In fact in spite of his efforts to dispose of Pauline “God-man veneers” in this gospel reconstruction, the resulting portrait of Jesus is one that ever more strongly brings to mind the famous claim of C.S Lewis that Jesus does not leave us with the option of thinking of him as just a good man: he must either be a stark raving madman: a psychotic megalomaniac on the level of someone who thinks of himself as a fried egg; or he must be the most cynical psychopathic con man that the universe has ever known; or he must be who he says he is: the unique, divine “anointed one” of God, sent to provide salvation to all who believe in him. Sounds pretty God-man-like to me!

So while I don’t agree with many of his starting assumptions or final conclusions, I greatly appreciate Audlin’s invitation to dive in and play with these ideas found there. Speculating about Jesus’ family relations, for instance, is almost as much fun as speculating about my own ancestry. For instance less radical than Audlin’s speculations would be the idea that Jesus grew up staying in touch with two sets of cousins: one set by way of Joseph’s brother’s family down in Judea, and another by way of Mary’s sister’s family in Galilee. These cousins could have accounted for as much as half of his original band of twelve disciples, and their immediate contacts could have accounted for the other half. Wouldn’t that be interesting! Such speculations aren’t particularly important theologically, but they’re interesting in their own way, and many of them I’d never stopped to think about before looking at Audlin’s version of the text.
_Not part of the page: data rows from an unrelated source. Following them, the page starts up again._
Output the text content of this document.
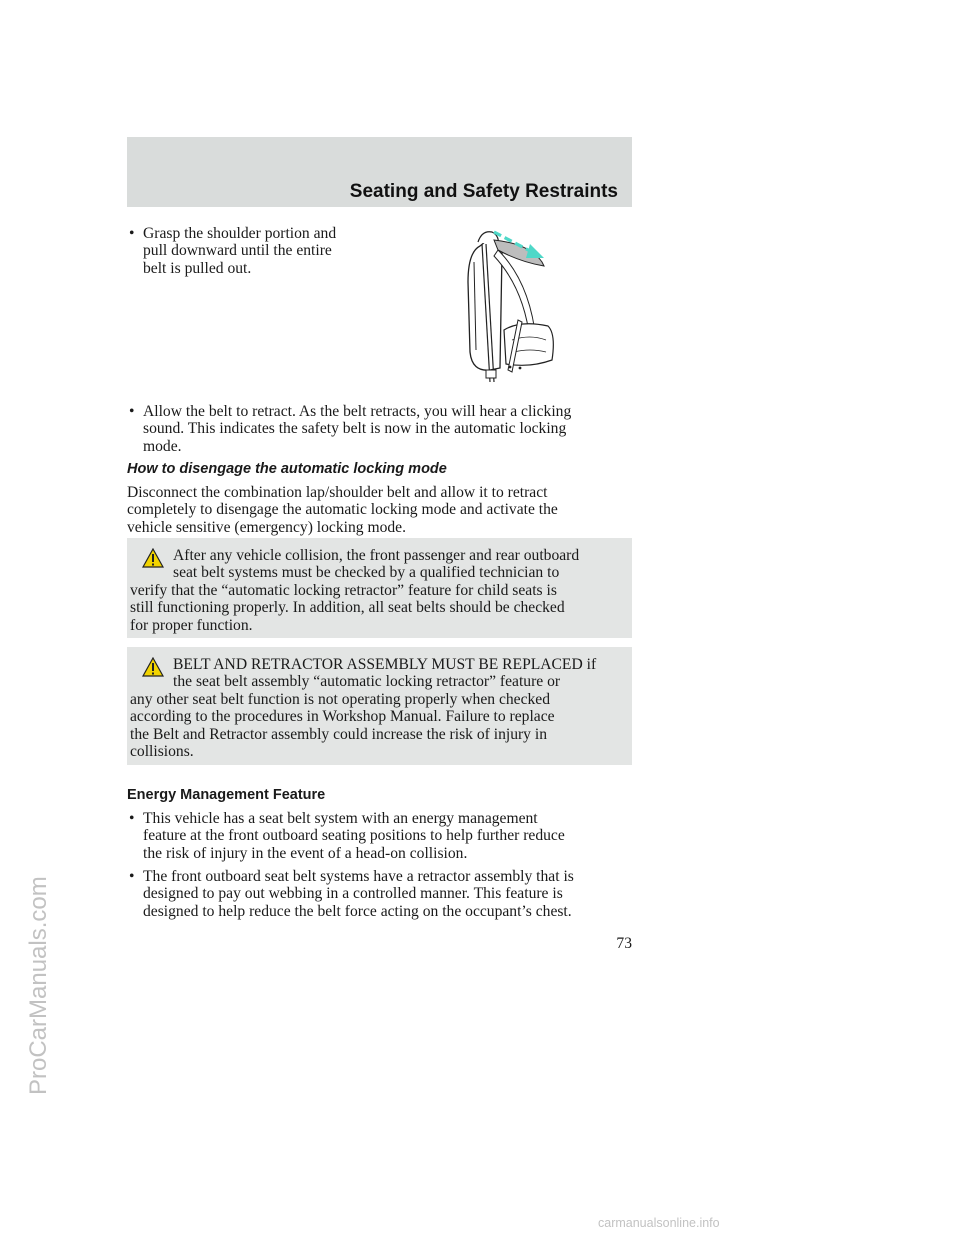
Seating and Safety Restraints
• Grasp the shoulder portion and
pull downward until the entire
belt is pulled out.
• Allow the belt to retract. As the belt retracts, you will hear a clicking
sound. This indicates the safety belt is now in the automatic locking
mode.
How to disengage the automatic locking mode
Disconnect the combination lap/shoulder belt and allow it to retract
completely to disengage the automatic locking mode and activate the
vehicle sensitive (emergency) locking mode.
After any vehicle collision, the front passenger and rear outboard
seat belt systems must be checked by a qualified technician to
verify that the “automatic locking retractor” feature for child seats is
still functioning properly. In addition, all seat belts should be checked
for proper function.
BELT AND RETRACTOR ASSEMBLY MUST BE REPLACED if
the seat belt assembly “automatic locking retractor” feature or
any other seat belt function is not operating properly when checked
according to the procedures in Workshop Manual. Failure to replace
the Belt and Retractor assembly could increase the risk of injury in
collisions.
Energy Management Feature
• This vehicle has a seat belt system with an energy management
feature at the front outboard seating positions to help further reduce
the risk of injury in the event of a head-on collision.
• The front outboard seat belt systems have a retractor assembly that is
designed to pay out webbing in a controlled manner. This feature is
designed to help reduce the belt force acting on the occupant’s chest.
73
ProCarManuals.com
carmanualsonline.info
But for some that is not as interesting by half as the possibility of shattering long-standing traditional ideas, such as Jesus being celibate, or Mary being a perpetual virgin, or even the well-established legend of John, son of Zebedee being the primary witness for the text of the Gospel of John. Trying to stake out his own radical ground in appealing to those interests is a big part of what Audlin seems to be doing here. That may or may not be the best way to start a conversation on the matter: many who could most benefit from reconsidering their presuppositions on such matters will be too offended –– or too tingly at the idea of having some new “scholarly critique” to toss at their traditionalist Christian opponents –– to actually stop and consider such matters. All in all then I’d be rather (though pleasantly) surprised if this work reaches a particularly wide audience.

So if you are the sort of person who likes intellectual literary analysis puzzles and theological speculations for their own sake, if you are not particularly thin-skinned about your presuppositions concerning the text of the New Testament and if you are facing a serious shortage of reading material for 2013 otherwise, I can heartily recommend Audlin’s new project as something to occupy yourself with. I don’t see it as earth-shatteringly important piece of scholarship in the sense that I don’t expect it will start any new major international debate among historical Jesus scholars, and I rather doubt that the target audience for such a work is as broad as my friend James might expect or hope, but for what it is and for those few who fit into the sort of reader profile I’ve outlined here, this is a fascinating reading project in its own sense. If you play around with analyzing Audlin himself as part of joining him in analyzing this gospel that would be fair game, and that makes the reading experience all the more interesting.

And whether or not you fit into this sort of profile, I wish my readers here one and all a very Happy New Year!